Portfolio Construction

Reinforcement learning is used in finance for trading and investment. Goal-Based Investing (GBI) measures success by meeting an investor's financial goal. RL solves GBI's portfolio optimization problems. RL algorithms (Q-learning, DDPG) are proposed for personalized retirement management, with better performance and significant profitability than traditional portfolios.

Q-learning Algorithm

Based on the plots below, we can see the Q-learning portfolio is not better than the orange baseline even when the number of learning iterations is increased to 5000. Thus, the Q-learning algorithm is not apt in the GBI portfolio.

DDPG Algorithm

The parameters set for DDPG agents are as below:

The initial goal is set to 18 and it is observed that the model continues to invest in safe assets in all stages. If the goal was further improved to 22, the model is forced to allocate more of its portfolio to riskier assets, thus reducing its holdings of risk-free assets like cash.

Another experiment was done to increase the goal more drastically to 50. Such a highly aggressive goal is extremely tough to achieve. The learning effect is not significant with such a wrong reward so it is even worse than a smaller goal. Hence, this model fails.

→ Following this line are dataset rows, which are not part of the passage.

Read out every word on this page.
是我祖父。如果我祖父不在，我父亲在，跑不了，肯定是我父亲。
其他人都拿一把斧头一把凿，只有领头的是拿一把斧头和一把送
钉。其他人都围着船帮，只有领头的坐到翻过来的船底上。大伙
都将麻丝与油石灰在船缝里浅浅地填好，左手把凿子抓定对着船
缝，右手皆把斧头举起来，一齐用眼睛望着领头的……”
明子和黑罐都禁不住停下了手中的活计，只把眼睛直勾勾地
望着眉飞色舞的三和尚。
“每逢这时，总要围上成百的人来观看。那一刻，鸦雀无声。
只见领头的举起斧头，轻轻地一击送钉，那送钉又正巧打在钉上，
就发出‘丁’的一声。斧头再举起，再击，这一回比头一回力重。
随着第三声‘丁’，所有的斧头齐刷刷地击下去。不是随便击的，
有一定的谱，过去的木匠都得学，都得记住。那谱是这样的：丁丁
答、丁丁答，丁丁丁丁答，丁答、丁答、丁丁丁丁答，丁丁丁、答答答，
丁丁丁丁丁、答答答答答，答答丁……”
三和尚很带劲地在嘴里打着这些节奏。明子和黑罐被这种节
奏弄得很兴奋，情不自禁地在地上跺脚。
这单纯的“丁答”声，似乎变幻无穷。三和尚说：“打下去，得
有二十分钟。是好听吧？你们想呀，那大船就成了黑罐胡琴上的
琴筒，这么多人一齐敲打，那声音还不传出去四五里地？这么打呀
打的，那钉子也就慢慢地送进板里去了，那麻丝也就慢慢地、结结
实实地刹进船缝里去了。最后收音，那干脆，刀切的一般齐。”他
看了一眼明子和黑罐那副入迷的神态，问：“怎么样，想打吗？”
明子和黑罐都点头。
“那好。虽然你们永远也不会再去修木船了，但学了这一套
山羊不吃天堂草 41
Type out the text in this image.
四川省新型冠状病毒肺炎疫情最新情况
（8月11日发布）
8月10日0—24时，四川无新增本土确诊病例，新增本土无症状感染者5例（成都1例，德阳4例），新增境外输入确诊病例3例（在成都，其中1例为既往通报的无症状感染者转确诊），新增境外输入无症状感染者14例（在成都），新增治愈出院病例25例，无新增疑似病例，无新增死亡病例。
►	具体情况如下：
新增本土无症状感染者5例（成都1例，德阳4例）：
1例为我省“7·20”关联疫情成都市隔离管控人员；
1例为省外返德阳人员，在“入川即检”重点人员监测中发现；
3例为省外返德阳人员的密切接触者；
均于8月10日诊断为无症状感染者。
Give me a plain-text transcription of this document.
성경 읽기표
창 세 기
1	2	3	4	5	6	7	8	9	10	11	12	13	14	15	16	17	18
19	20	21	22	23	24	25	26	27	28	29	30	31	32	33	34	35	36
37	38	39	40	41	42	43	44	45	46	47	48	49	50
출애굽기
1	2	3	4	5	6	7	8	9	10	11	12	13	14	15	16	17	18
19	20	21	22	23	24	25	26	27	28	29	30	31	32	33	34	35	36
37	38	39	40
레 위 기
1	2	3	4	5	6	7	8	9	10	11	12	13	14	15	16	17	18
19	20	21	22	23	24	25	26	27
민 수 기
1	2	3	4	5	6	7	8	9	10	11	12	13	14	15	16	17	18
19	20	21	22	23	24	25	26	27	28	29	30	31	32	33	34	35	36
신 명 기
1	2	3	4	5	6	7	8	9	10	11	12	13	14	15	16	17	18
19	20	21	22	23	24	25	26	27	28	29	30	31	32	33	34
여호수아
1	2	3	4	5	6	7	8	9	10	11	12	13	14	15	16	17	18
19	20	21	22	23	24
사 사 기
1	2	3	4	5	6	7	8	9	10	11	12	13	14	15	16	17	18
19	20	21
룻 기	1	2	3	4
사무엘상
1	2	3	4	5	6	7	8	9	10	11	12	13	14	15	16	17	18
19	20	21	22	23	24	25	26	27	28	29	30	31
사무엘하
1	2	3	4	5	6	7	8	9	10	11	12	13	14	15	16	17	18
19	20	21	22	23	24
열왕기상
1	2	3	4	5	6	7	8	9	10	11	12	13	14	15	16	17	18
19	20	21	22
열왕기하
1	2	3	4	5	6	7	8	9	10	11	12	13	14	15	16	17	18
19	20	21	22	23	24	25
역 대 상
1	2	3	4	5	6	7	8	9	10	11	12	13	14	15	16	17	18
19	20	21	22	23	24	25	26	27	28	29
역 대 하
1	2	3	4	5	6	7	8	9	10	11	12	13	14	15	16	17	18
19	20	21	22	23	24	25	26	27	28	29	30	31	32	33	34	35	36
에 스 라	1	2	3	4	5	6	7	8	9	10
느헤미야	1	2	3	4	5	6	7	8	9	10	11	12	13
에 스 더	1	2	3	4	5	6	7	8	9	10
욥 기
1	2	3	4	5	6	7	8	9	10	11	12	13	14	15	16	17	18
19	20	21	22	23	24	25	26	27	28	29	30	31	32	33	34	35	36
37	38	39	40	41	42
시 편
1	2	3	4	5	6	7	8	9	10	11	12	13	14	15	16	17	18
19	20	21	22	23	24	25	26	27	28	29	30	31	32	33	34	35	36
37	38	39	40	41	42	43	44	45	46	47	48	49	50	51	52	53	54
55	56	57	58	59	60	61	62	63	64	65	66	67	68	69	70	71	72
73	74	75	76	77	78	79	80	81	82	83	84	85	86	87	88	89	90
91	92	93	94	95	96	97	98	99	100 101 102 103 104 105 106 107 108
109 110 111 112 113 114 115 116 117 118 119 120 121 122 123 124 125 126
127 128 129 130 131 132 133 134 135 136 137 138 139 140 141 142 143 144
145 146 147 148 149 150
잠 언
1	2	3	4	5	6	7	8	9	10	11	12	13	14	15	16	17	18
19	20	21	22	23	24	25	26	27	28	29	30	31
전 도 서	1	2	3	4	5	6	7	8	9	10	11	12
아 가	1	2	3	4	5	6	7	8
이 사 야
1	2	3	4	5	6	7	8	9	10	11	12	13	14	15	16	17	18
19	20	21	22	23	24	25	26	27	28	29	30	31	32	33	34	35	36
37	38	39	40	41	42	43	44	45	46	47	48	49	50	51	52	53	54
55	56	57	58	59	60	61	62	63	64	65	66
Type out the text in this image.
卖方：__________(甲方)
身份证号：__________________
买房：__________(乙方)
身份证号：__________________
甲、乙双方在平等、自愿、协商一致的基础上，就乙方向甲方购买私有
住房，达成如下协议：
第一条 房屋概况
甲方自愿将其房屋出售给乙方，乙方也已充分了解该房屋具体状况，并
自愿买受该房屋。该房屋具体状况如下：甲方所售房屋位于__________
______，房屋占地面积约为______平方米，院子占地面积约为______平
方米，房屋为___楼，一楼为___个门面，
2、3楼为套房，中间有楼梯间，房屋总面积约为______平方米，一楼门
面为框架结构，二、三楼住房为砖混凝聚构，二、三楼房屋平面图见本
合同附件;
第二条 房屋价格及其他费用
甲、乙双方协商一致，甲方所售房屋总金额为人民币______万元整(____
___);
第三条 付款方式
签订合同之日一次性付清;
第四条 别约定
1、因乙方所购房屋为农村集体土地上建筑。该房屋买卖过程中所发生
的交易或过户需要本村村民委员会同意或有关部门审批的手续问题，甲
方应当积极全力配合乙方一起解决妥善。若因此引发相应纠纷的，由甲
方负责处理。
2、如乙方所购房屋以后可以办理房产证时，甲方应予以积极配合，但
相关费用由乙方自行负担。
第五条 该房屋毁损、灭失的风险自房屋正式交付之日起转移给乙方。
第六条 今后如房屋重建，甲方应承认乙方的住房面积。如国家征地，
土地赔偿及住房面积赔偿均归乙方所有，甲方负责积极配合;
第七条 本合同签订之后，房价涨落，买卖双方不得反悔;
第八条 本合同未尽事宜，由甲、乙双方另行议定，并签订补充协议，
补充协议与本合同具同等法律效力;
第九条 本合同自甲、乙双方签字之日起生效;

In this study, a goal-based approach to retirement optimization using reinforcement learning (RL) is proposed. Two RL algorithms, Q-learning and DDPG, are utilized to optimize the portfolio of a capital-preservation client with a clear goal of achieving a certain level of wealth at the end of the investment horizon. Constraints are set to prevent aggressive investment strategies that could be detrimental to retirement goals. The study shows that the DDPG algorithm outperforms conventional asset allocation strategies. The approach requires only inputs of initial wealth, future investment, and end-of-horizon goals, making it suitable for automated financial advising services, such as robo-advisors.
However, there are areas for improvement in future research. The parameters used in the model are chosen artificially, and the numerical values may not be optimal. Using inverse reinforcement learning (IRL) to learn these parameters could improve numerical accuracy. Additionally, alternative investments, such as REITs or precious metals, are not included in the portfolio. Incorporating such assets poses challenges due to limited data availability and noisy time series data, but methods like differencing and transformation techniques or alternative RL algorithms, such as G-learning or Hindsight Experience Replay, could be explored.